As consequências da pandemia ainda não estão estudadas, mas as notícias a nível europeu vão dando nota que a situação social tenderá a piorar! Por outro lado, as alterações climáticas e a rápida evolução tecnológica criam novos riscos que poderão agudizar a crise social.
Os cidadãos excluídos do bem-estar social, inseguros, reagem legitimamente, agindo e lutando, e muitas das revoltas populares (coletes amarelos, por exemplo) expressam esta situação!
É deste ambiente que se alimenta a extrema-direita. Apelando ao nacionalismo, contra o projecto europeu; elevando o populismo e glorificando o messianismo, contra o que designa de “sistema”; fazendo da imigração e das minorias o “bode expiatório” de todos os males da Sociedade e o catalisador das suas mensagens racistas e xenófobas.
Nós temos uma certeza absoluta – a actual situação é totalmente injusta e inaceitável e tem que ser combatida e resolvida.
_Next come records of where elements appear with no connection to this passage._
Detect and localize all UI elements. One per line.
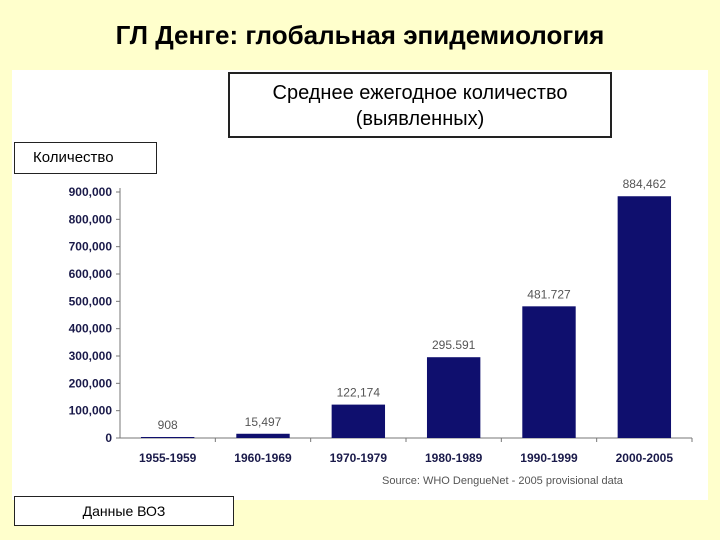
x-tick-label: 1970-1979	[330, 451, 388, 465]
plot-panel: 0 100,000 200,000 300,000 400,000 500,000 600,…	[12, 70, 708, 500]
data-label: 15,497	[245, 415, 282, 429]
bar	[140, 437, 195, 438]
chart-subtitle: Среднее ежегодное количество (выявленных…	[228, 72, 612, 138]
bar	[236, 433, 290, 438]
x-tick-label: 1980-1989	[425, 451, 483, 465]
bar	[522, 306, 576, 438]
y-tick-label: 500,000	[69, 294, 113, 308]
source-note: Source: WHO DengueNet - 2005 provisional…	[382, 475, 624, 487]
slide-title: ГЛ Денге: глобальная эпидемиология	[115, 20, 605, 50]
y-tick-label: 100,000	[69, 404, 113, 418]
x-tick-label: 2000-2005	[616, 451, 674, 465]
x-tick-label: 1955-1959	[139, 451, 197, 465]
x-tick-label: 1960-1969	[234, 451, 292, 465]
bar	[426, 357, 481, 438]
y-tick-label: 0	[105, 431, 112, 445]
y-axis-label: Количество	[14, 142, 157, 174]
chart-axes: 0 100,000 200,000 300,000 400,000 500,000 600,…	[69, 185, 693, 445]
y-tick-label: 400,000	[69, 322, 113, 336]
bar-chart: 0 100,000 200,000 300,000 400,000 500,000 600,…	[69, 177, 693, 487]
chart-bars	[140, 196, 672, 438]
data-credit: Данные ВОЗ	[14, 496, 234, 526]
bar	[617, 196, 672, 438]
data-label: 122,174	[337, 386, 381, 400]
y-tick-label: 600,000	[69, 267, 113, 281]
chart-labels: 1955-1959 908 1960-1969 15,497 1970-1979 122,…	[139, 177, 673, 465]
y-tick-label: 700,000	[69, 240, 113, 254]
data-label: 908	[158, 418, 178, 432]
bar	[331, 404, 386, 438]
data-label: 295.591	[432, 338, 476, 352]
data-label: 884,462	[623, 177, 667, 191]
data-label: 481.727	[527, 287, 571, 301]
y-tick-label: 900,000	[69, 185, 113, 199]
y-tick-label: 300,000	[69, 349, 113, 363]
y-tick-label: 800,000	[69, 212, 113, 226]
y-tick-label: 200,000	[69, 376, 113, 390]
x-tick-label: 1990-1999	[520, 451, 578, 465]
Somente políticas progressistas, rejeitando o neoliberalismo e a austeridade, privilegiando o bem comum, articulando o nível europeu e o dos Estados-membros, poderão solucionar a crise social. O melhor exemplo desta estratégia é a aquisição pela Comissão, em bloco, das centenas de milhões de vacinas contra a COVID que foram distribuídas pelos Estados-membros. Sem ser desta forma, Portugal muito dificilmente teria acesso às vacinas – alguém tem dúvidas?
Porém, esta é a Europa que temos, não é a Europa que desejamos e necessitamos! Mas, para a conquistarmos, temos que partir daquela que temos, pois, caso desaparecesse, sucederia um verdadeiro cataclismo societal. Cheia de contradições e com muitas injustiças, é certo, a Europa, contudo, continua a ser, a nível mundial, o melhor continente para viver, trabalhar e combater!
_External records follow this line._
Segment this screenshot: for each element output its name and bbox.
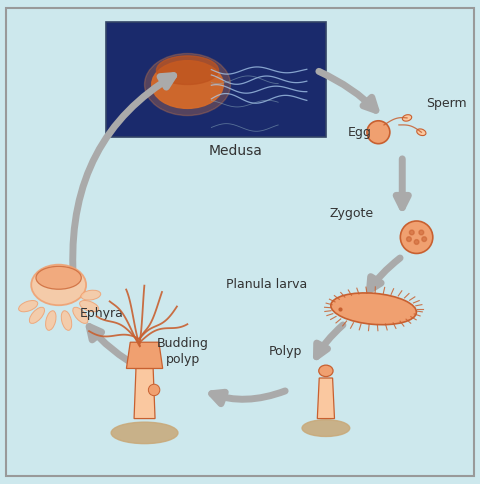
Text: Egg: Egg — [348, 126, 371, 139]
Circle shape — [400, 221, 433, 254]
Ellipse shape — [80, 301, 99, 312]
Circle shape — [414, 240, 419, 244]
Text: Ephyra: Ephyra — [80, 307, 123, 320]
Ellipse shape — [46, 311, 56, 331]
Text: Budding
polyp: Budding polyp — [157, 337, 209, 366]
Ellipse shape — [31, 265, 86, 305]
FancyBboxPatch shape — [107, 22, 326, 137]
Ellipse shape — [402, 115, 412, 121]
Circle shape — [409, 230, 414, 235]
Polygon shape — [317, 378, 335, 419]
Circle shape — [148, 384, 160, 395]
Ellipse shape — [152, 60, 223, 108]
Circle shape — [407, 237, 411, 242]
Ellipse shape — [61, 311, 72, 331]
Ellipse shape — [29, 307, 45, 323]
Circle shape — [367, 121, 390, 144]
Ellipse shape — [36, 266, 81, 289]
Ellipse shape — [81, 290, 101, 300]
Text: Zygote: Zygote — [329, 207, 373, 220]
Polygon shape — [126, 342, 163, 368]
Circle shape — [419, 230, 424, 235]
Ellipse shape — [319, 365, 333, 377]
Polygon shape — [134, 368, 155, 419]
Text: Planula larva: Planula larva — [226, 278, 307, 291]
Ellipse shape — [111, 422, 178, 444]
Ellipse shape — [144, 54, 230, 116]
Ellipse shape — [331, 293, 417, 325]
Ellipse shape — [73, 307, 88, 323]
Text: Polyp: Polyp — [269, 345, 302, 358]
Ellipse shape — [156, 56, 218, 85]
Ellipse shape — [19, 301, 38, 312]
Text: Medusa: Medusa — [208, 144, 262, 158]
Ellipse shape — [302, 420, 350, 437]
Ellipse shape — [417, 129, 426, 136]
Text: Sperm: Sperm — [426, 97, 467, 110]
Circle shape — [422, 237, 427, 242]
É neste quadro que o Governo Português, no contexto da Presidência Europeia, organizou a Cimeira Social que se vai realizar no Porto no dia 7 de Maio e a Cimeira Informal de Chefes de Estado e de Governo, também no Porto, em 8 de Maio.
Esforço poderoso, o do Governo português, para colocar na agenda europeia a questão social, considerando que a maioria dos governos dos Estados-membros é de centro-direita ou de direita (nalguns participando mesmo a extrema-direita) e adeptos do neoliberalismo.
O Pilar Europeu dos Direitos Sociais, aprovado em Novembro de 2017, deverá ser o principal instrumento para essa agenda social europeia. Apesar das suas fragilidades e insuficiências, o Pilar vai na direcção certa!
Contudo, surpreendentemente, a CGTP-IN considera-o um instrumento neoliberal!! Discordamos completamente desta posição e recordamos que ela converge com a oposição que o patronato também faz ao Pilar! Pelo contrário, consideramos que o Pilar é uma ferramenta de mobilização, acção e pressão sindical e que esta posição da CGTP-IN confunde e desarma os trabalhadores.
Existem muitos obstáculos à concretização do Pilar, começando no patronato e acabando nos governos neoliberais – a sua implementação muito depende da acção dos sindicatos, da participação e luta dos trabalhadores e da intervenção das forças progressistas, quer a nível nacional quer a nível europeu, seja para o melhorar e pressionar a sua concretização, seja para negociar as formas de a materializar.
A CGTP-IN convocou, para o dia 8 de Maio uma manifestação no Porto, para protestar contra a Cimeira Social e (pretensamente) denunciar os malefícios do Pilar Europeu dos Direitos Sociais,
Consideramos esta acção inoportuna e contraproducente pelos seus objectivos e conteúdos. Esta não é uma acção de apoio ao Modelo Social Europeu e contra os governos neoliberais que o pretendem destruir ou para erguer o Pilar, exigir a sua rápida e correcta concretização e defender os direitos e os salários - não, estrategicamente, esta não é uma acção benéfica!
Porém, como sindicalistas e dirigentes da CGTP-IN, e enquanto exercermos estas funções, consideramos que temos o dever de respeitar as decisões dos órgãos, mesmo aquelas com que divergimos absolutamente – é nesta conjuntura que vamos participar nesta acção.